Gas produced this way is not climate- friendly. Within
the first 20 years, methane escaping from within and around the wells, pipelines
and compressor stations is 105 times more powerful a greenhouse gas than carbon
dioxide. With more than a tiny amount of methane leakage, this gas is as bad as
coal is for the climate; and since over half the wells leak eventually, it is
not a small amount. Even more important, shale gas contains one of the earth’s
largest carbon reserves, many times more than our atmosphere can absorb. Burning
more than a small fraction of it will render the climate unlivable, raise the
price of food and make coastlines unstable for generations.
Mayor Michael
R. Bloomberg, when speaking for “the voices in the sensible center,” seems
to think the New York State Association of County Health Officials, the American
Academy of Pediatrics, the New York State Nurses Association and the Medical
Society of the State of New York, not to mention Dr. Anthony R.
Ingraffea’s studies at Cornell University, are “loud voices at the
extremes.” The mayor’s plan to “make sure that the gas is extracted carefully
and in the right places” is akin to a smoker telling you, “Smoking lighter
cigarettes in the right place at the right time makes it safe to smoke.”
Few people are aware that America’s Natural Gas
Alliance has spent $80 million in a publicity campaign that includes the
services of Hill and Knowlton — the public relations firm that through most of
the ’50s and ’60s told America that tobacco had no verifiable links to cancer.

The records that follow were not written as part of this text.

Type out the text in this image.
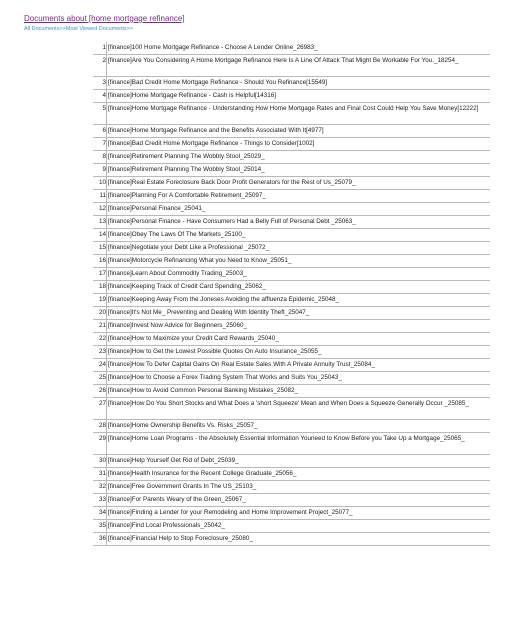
Documents about [home mortgage refinance]
All Documents>>Most Viewed Documents>>
1 [finance]100 Home Mortgage Refinance - Choose A Lender Online_26983_
2 [finance]Are You Considering A Home Mortgage Refinance Here Is A Line Of Attack That Might Be Workable For You._18254_
3 [finance]Bad Credit Home Mortgage Refinance - Should You Refinance[15549]
4 [finance]Home Mortgage Refinance - Cash is Helpful[14316]
5 [finance]Home Mortgage Refinance - Understanding How Home Mortgage Rates and Final Cost Could Help You Save Money[12222]
6 [finance]Home Mortgage Refinance and the Benefits Associated With It[4977]
7 [finance]Bad Credit Home Mortgage Refinance - Things to Consider[1002]
8 [finance]Retirement Planning The Wobbly Stool_25029_
9 [finance]Retirement Planning The Wobbly Stool_25014_
10 [finance]Real Estate Foreclosure Back Door Profit Generators for the Rest of Us_25079_
11 [finance]Planning For A Comfortable Retirement_25097_
12 [finance]Personal Finance_25041_
13 [finance]Personal Finance - Have Consumers Had a Belly Full of Personal Debt _25063_
14 [finance]Obey The Laws Of The Markets_25100_
15 [finance]Negotiate your Debt Like a Professional _25072_
16 [finance]Motorcycle Refinancing What you Need to Know_25051_
17 [finance]Learn About Commodity Trading_25003_
18 [finance]Keeping Track of Credit Card Spending_25062_
19 [finance]Keeping Away From the Joneses Avoiding the affluenza Epidemic_25048_
20 [finance]It's Not Me_ Preventing and Dealing With Identity Theft_25047_
21 [finance]Invest Now Advice for Beginners_25060_
22 [finance]How to Maximize your Credit Card Rewards_25040_
23 [finance]How to Get the Lowest Possible Quotes On Auto Insurance_25055_
24 [finance]How To Defer Capital Gains On Real Estate Sales With A Private Annuity Trust_25084_
25 [finance]How to Choose a Forex Trading System That Works and Suits You_25043_
26 [finance]How to Avoid Common Personal Banking Mistakes_25082_
27 [finance]How Do You Short Stocks and What Does a 'short Squeeze' Mean and When Does a Squeeze Generally Occur _25085_
28 [finance]Home Ownership Benefits Vs. Risks_25057_
29 [finance]Home Loan Programs - the Absolutely Essential Information Youneed to Know Before you Take Up a Mortgage_25065_
30 [finance]Help Yourself Get Rid of Debt_25039_
31 [finance]Health Insurance for the Recent College Graduate_25056_
32 [finance]Free Government Grants In The US_25103_
33 [finance]For Parents Weary of the Green_25067_
34 [finance]Finding a Lender for your Remodeling and Home Improvement Project_25077_
35 [finance]Find Local Professionals_25042_
36 [finance]Financial Help to Stop Foreclosure_25080_
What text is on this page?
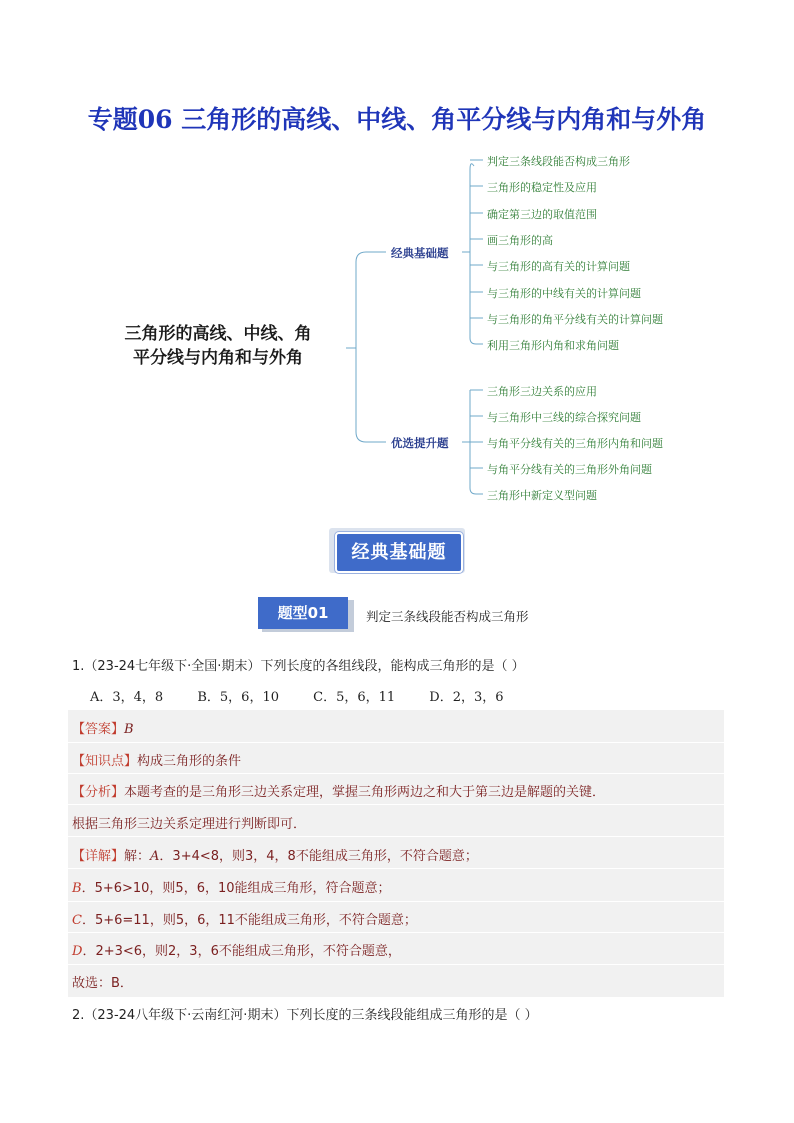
专题06 三角形的高线、中线、角平分线与内角和与外角
三角形的高线、中线、角
平分线与内角和与外角
经典基础题
优选提升题
判定三条线段能否构成三角形
三角形的稳定性及应用
确定第三边的取值范围
画三角形的高
与三角形的高有关的计算问题
与三角形的中线有关的计算问题
与三角形的角平分线有关的计算问题
利用三角形内角和求角问题
三角形三边关系的应用
与三角形中三线的综合探究问题
与角平分线有关的三角形内角和问题
与角平分线有关的三角形外角问题
三角形中新定义型问题
经典基础题
题型01	判定三条线段能否构成三角形
1.（23-24七年级下·全国·期末）下列长度的各组线段，能构成三角形的是（ ）
A．3，4，8	B．5，6，10	C．5，6，11	D．2，3，6
【答案】B
【知识点】构成三角形的条件
【分析】本题考查的是三角形三边关系定理，掌握三角形两边之和大于第三边是解题的关键．
根据三角形三边关系定理进行判断即可．
【详解】解：A．3+4<8，则3，4，8不能组成三角形，不符合题意；
B．5+6>10，则5，6，10能组成三角形，符合题意；
C．5+6=11，则5，6，11不能组成三角形，不符合题意；
D．2+3<6，则2，3，6不能组成三角形，不符合题意，
故选：B．
2.（23-24八年级下·云南红河·期末）下列长度的三条线段能组成三角形的是（ ）
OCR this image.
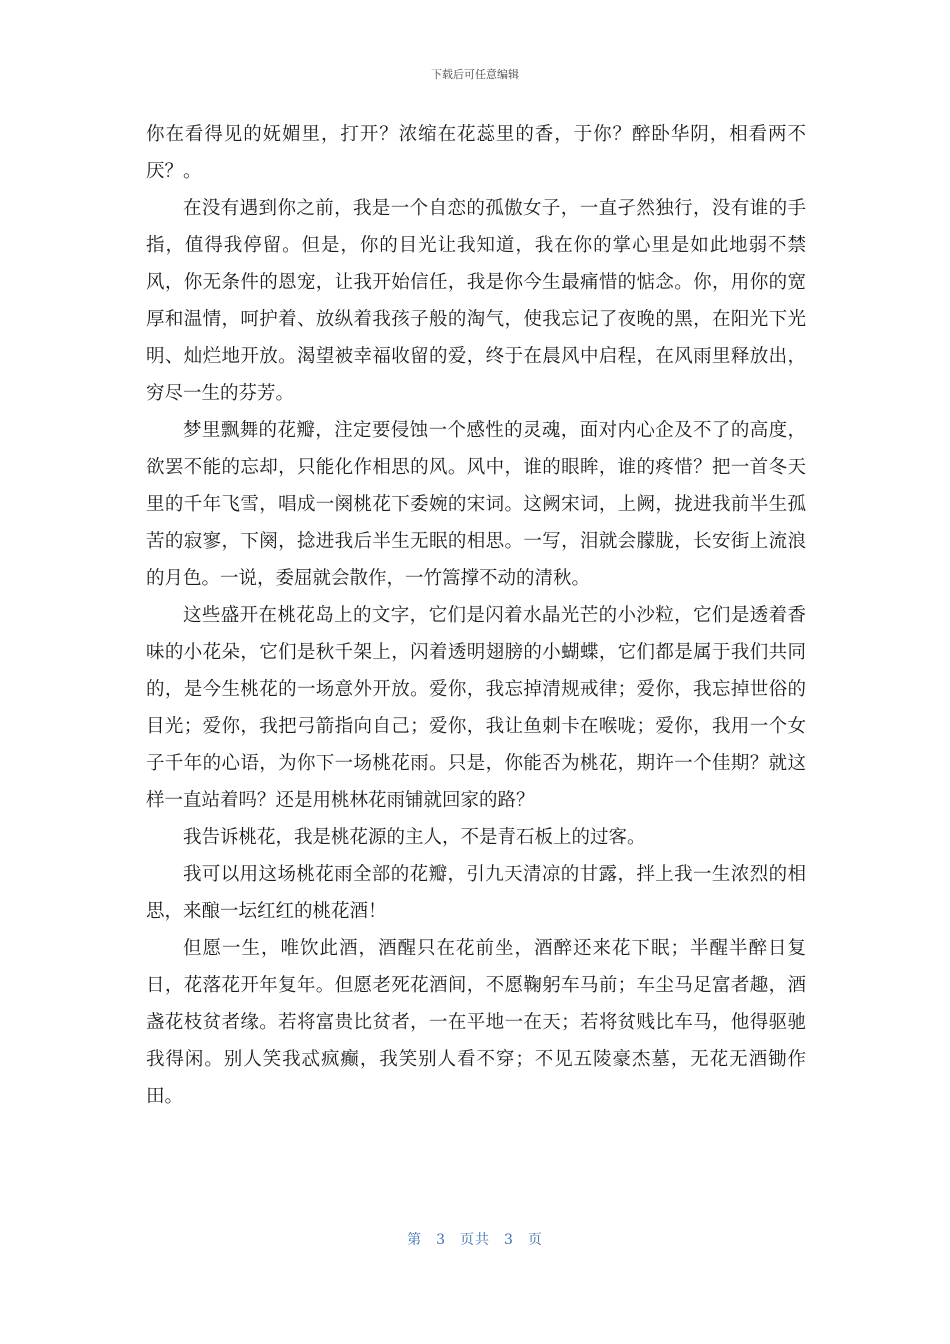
下载后可任意编辑

你在看得见的妩媚里，打开？浓缩在花蕊里的香，于你？醉卧华阴，相看两不厌？。

在没有遇到你之前，我是一个自恋的孤傲女子，一直孑然独行，没有谁的手指，值得我停留。但是，你的目光让我知道，我在你的掌心里是如此地弱不禁风，你无条件的恩宠，让我开始信任，我是你今生最痛惜的惦念。你，用你的宽厚和温情，呵护着、放纵着我孩子般的淘气，使我忘记了夜晚的黑，在阳光下光明、灿烂地开放。渴望被幸福收留的爱，终于在晨风中启程，在风雨里释放出，穷尽一生的芬芳。

梦里飘舞的花瓣，注定要侵蚀一个感性的灵魂，面对内心企及不了的高度，欲罢不能的忘却，只能化作相思的风。风中，谁的眼眸，谁的疼惜？把一首冬天里的千年飞雪，唱成一阕桃花下委婉的宋词。这阙宋词，上阙，拢进我前半生孤苦的寂寥，下阕，捻进我后半生无眠的相思。一写，泪就会朦胧，长安街上流浪的月色。一说，委屈就会散作，一竹篙撑不动的清秋。

这些盛开在桃花岛上的文字，它们是闪着水晶光芒的小沙粒，它们是透着香味的小花朵，它们是秋千架上，闪着透明翅膀的小蝴蝶，它们都是属于我们共同的，是今生桃花的一场意外开放。爱你，我忘掉清规戒律；爱你，我忘掉世俗的目光；爱你，我把弓箭指向自己；爱你，我让鱼刺卡在喉咙；爱你，我用一个女子千年的心语，为你下一场桃花雨。只是，你能否为桃花，期许一个佳期？就这样一直站着吗？还是用桃林花雨铺就回家的路？

我告诉桃花，我是桃花源的主人，不是青石板上的过客。

我可以用这场桃花雨全部的花瓣，引九天清凉的甘露，拌上我一生浓烈的相思，来酿一坛红红的桃花酒！

但愿一生，唯饮此酒，酒醒只在花前坐，酒醉还来花下眠；半醒半醉日复日，花落花开年复年。但愿老死花酒间，不愿鞠躬车马前；车尘马足富者趣，酒盏花枝贫者缘。若将富贵比贫者，一在平地一在天；若将贫贱比车马，他得驱驰我得闲。别人笑我忒疯癫，我笑别人看不穿；不见五陵豪杰墓，无花无酒锄作田。

第 3 页共 3 页
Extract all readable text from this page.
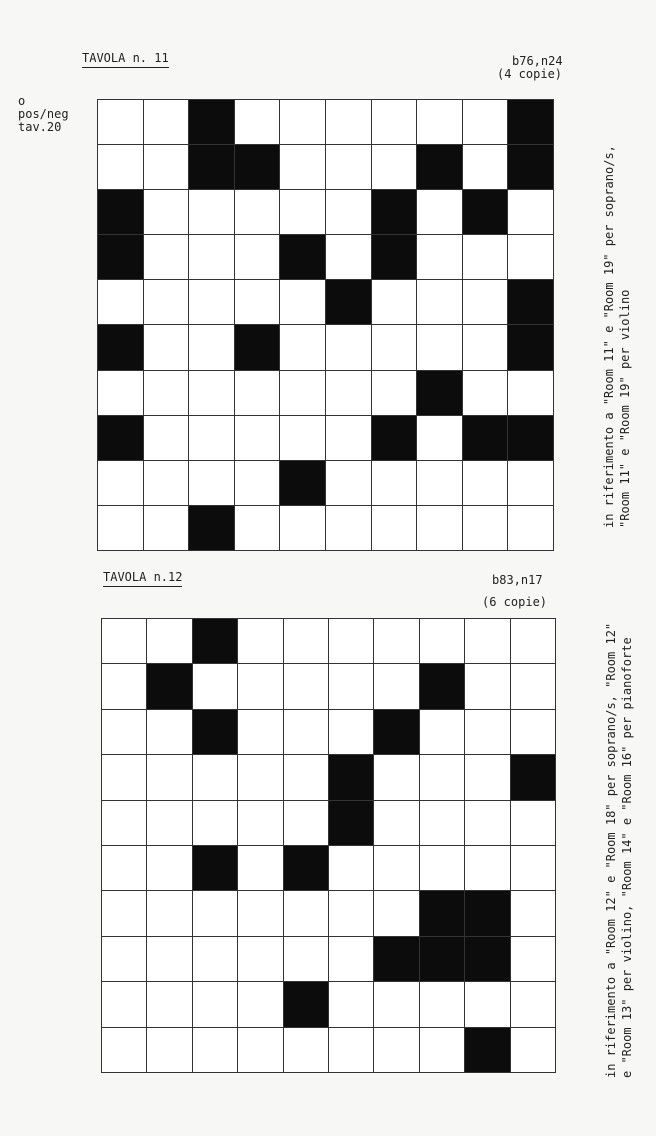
TAVOLA n. 11	b76,n24
(4 copie)
o
pos/neg
tav.20
in riferimento a "Room 11" e "Room 19" per soprano/s, "Room 11" e "Room 19" per violino
TAVOLA n.12	b83,n17
(6 copie)
in riferimento a "Room 12" e "Room 18" per soprano/s, "Room 12" e "Room 13" per violino, "Room 14" e "Room 16" per pianoforte
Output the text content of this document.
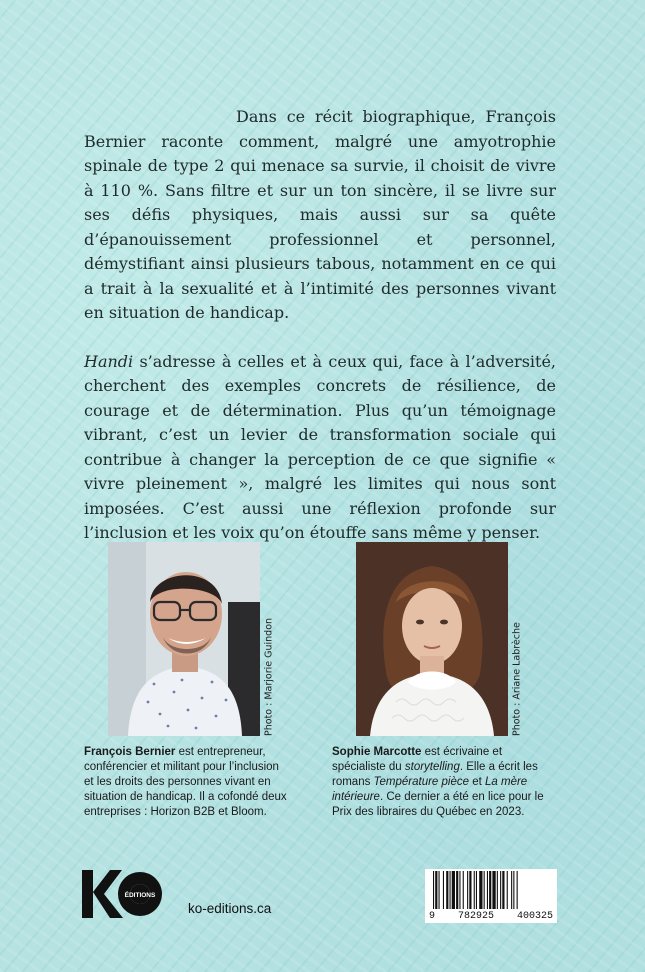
Dans ce récit biographique, François Bernier raconte comment, malgré une amyotrophie spinale de type 2 qui menace sa survie, il choisit de vivre à 110 %. Sans filtre et sur un ton sincère, il se livre sur ses défis physiques, mais aussi sur sa quête d’épanouissement professionnel et personnel, démystifiant ainsi plusieurs tabous, notamment en ce qui a trait à la sexualité et à l’intimité des personnes vivant en situation de handicap.

Handi s’adresse à celles et à ceux qui, face à l’adversité, cherchent des exemples concrets de résilience, de courage et de détermination. Plus qu’un témoignage vibrant, c’est un levier de transformation sociale qui contribue à changer la perception de ce que signifie « vivre pleinement », malgré les limites qui nous sont imposées. C’est aussi une réflexion profonde sur l’inclusion et les voix qu’on étouffe sans même y penser.

Photo : Marjorie Guindon	Photo : Ariane Labrèche
François Bernier est entrepreneur, conférencier et militant pour l’inclusion et les droits des personnes vivant en situation de handicap. Il a cofondé deux entreprises : Horizon B2B et Bloom.
Sophie Marcotte est écrivaine et spécialiste du storytelling. Elle a écrit les romans Température pièce et La mère intérieure. Ce dernier a été en lice pour le Prix des libraires du Québec en 2023.
ÉDITIONS
ko-editions.ca
9 782925 400325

Natural gas is clean, and cigarettes are healthy — talk about disinformation. To
try to counteract this, my mother and I have started a group called Artists
Against Fracking.
My father could have chosen to live anywhere. I
suspect he chose to live here because being a New Yorker is not about class,
race or even nationality; it’s about loving New York. Even the United States
Geological Survey has said New York’s draft plan fails to protect drinking water
supplies, and has also acknowledged the likely link between hydraulic fracturing
and recent earthquakes in the Midwest. Surely the voice of the “sensible center”
would ask to stop all hydraulic fracturing so that our water, our lives and our
planet could be protected and preserved for generations to come.